We've been looking at basically the understandings of sex and gender within the subculture of high-control, conservative American Christianity.
And I've gotten some great comments and feedback from you, a couple episodes upcoming that I think will be shaped by those.
This episode is shaped by feedback that I got about this.
And also, folks, remember the, I think it was like seven episodes going through...
That card from the church bulletin.
Some feedback I got from that really got me thinking about this.
So I want to dive in.
Episodes have been going a little long, and I think this one's not going to be any different.
Again, just a warning if you've got maybe young or particularly sensitive listeners in the car, and this content may not be appropriate for them, so just let you know that.
One of the things that has emerged, right, at this point, and the topics that we've talked about...
Is the way that the gender and sex ideology within high-control Christianity is structured around male sexual primacy.
And again, within a normative cisgender heterosexual framework.
And I want to be clear, in these episodes, I end up talking a lot about men and women and male and female.
And I'm not a supporter of a gender binary.
Those of you who know me and listen to other episodes and know where I'm coming from know this.
We're going to have some other episodes that get into queer-related issues.
But within this framework, the framework of this high-control religious ideology, there are only two genders, men and women.
It's heteronormative, it's cis-normative, etc.
And so that's the language that I'm using because I'm sort of operating within that framework, okay?
But that framework is totally based around male sexual primacy.
It's focused on properly and directing and regulating men's aggressive sexuality.
We talked about the inherent sexuality of men.
Even women's inherent sexuality is fundamentally, you know, it's relational, it's nurturing, it's about reshaping masculine sexuality.
Women, understood here as wives, are to be submissive and sexually available to men as their husbands.
Penis and vagina sex.
And I did have somebody who asked, like, why do you always say penis and vagina sex and not vaginal sex?
Because in my view, vaginal sex could mean lots of different things.
So penis and vagina sex.
That's why we don't want the kids listening.
The act that is arguably most popular with straight men, and I don't want to argue with people about that, I'm just kind of throwing that out there, that act is envisioned not only as the primary sex act, but as normative.
That's what sex is supposed to be.
That's like the goal of it.
And the entire purpose of sex is focused on that act.
Sex as procreation, the entire purpose of it makes that particular sex act sort of the normative sex act.
And the culmination of the sex act is the male orgasm.
So everything is built around the primacy of male sexuality.
And what disappears here, and I've had lots of discussions about this.
I mentioned that I've gotten some feedback or some comments and emails about things.
Part of that is this, but I've had discussions about this with people for years, men and women.

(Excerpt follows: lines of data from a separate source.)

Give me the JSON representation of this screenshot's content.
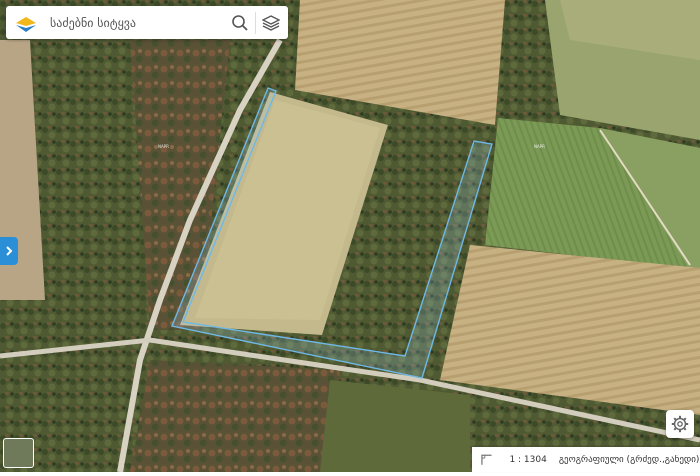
{
  "search": {
    "placeholder": "საძებნი სიტყვა"
  },
  "icons": {
    "logo": "napr-logo",
    "search": "search-icon",
    "layers": "layers-icon",
    "side_toggle": "chevron-right-icon",
    "settings": "gear-icon",
    "scale": "ruler-icon"
  },
  "map": {
    "parcel_labels": [
      "NAPR",
      "NAPR"
    ],
    "highlight_color": "#6fb8e6"
  },
  "status": {
    "scale": "1 : 1304",
    "crs": "გეოგრაფიული (გრძედ.,განედი)"
  },
  "colors": {
    "accent": "#2a8fd6"
  }
}
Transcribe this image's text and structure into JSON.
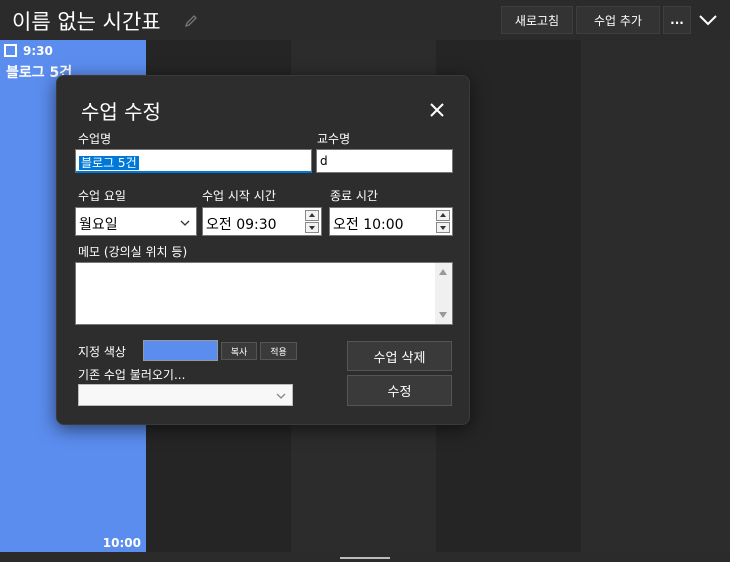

I deal with it in my work.
Again, I'm a trauma resolution coach with the Center for Trauma Resolution and Recovery.
I talk about this and work with it with clients.
I've received feedback from listeners, as I say, what disappears here is an emphasis on female sexual pleasure.
And this can take really extreme forms within this subculture.
At its most extreme, there are women who enter marriages not even being aware that sex can be pleasurable, possibly not even knowing that women can experience orgasm, that that's a thing, that there is such a thing as a female orgasm.
And this is not an unusual experience for many women coming out of this subculture.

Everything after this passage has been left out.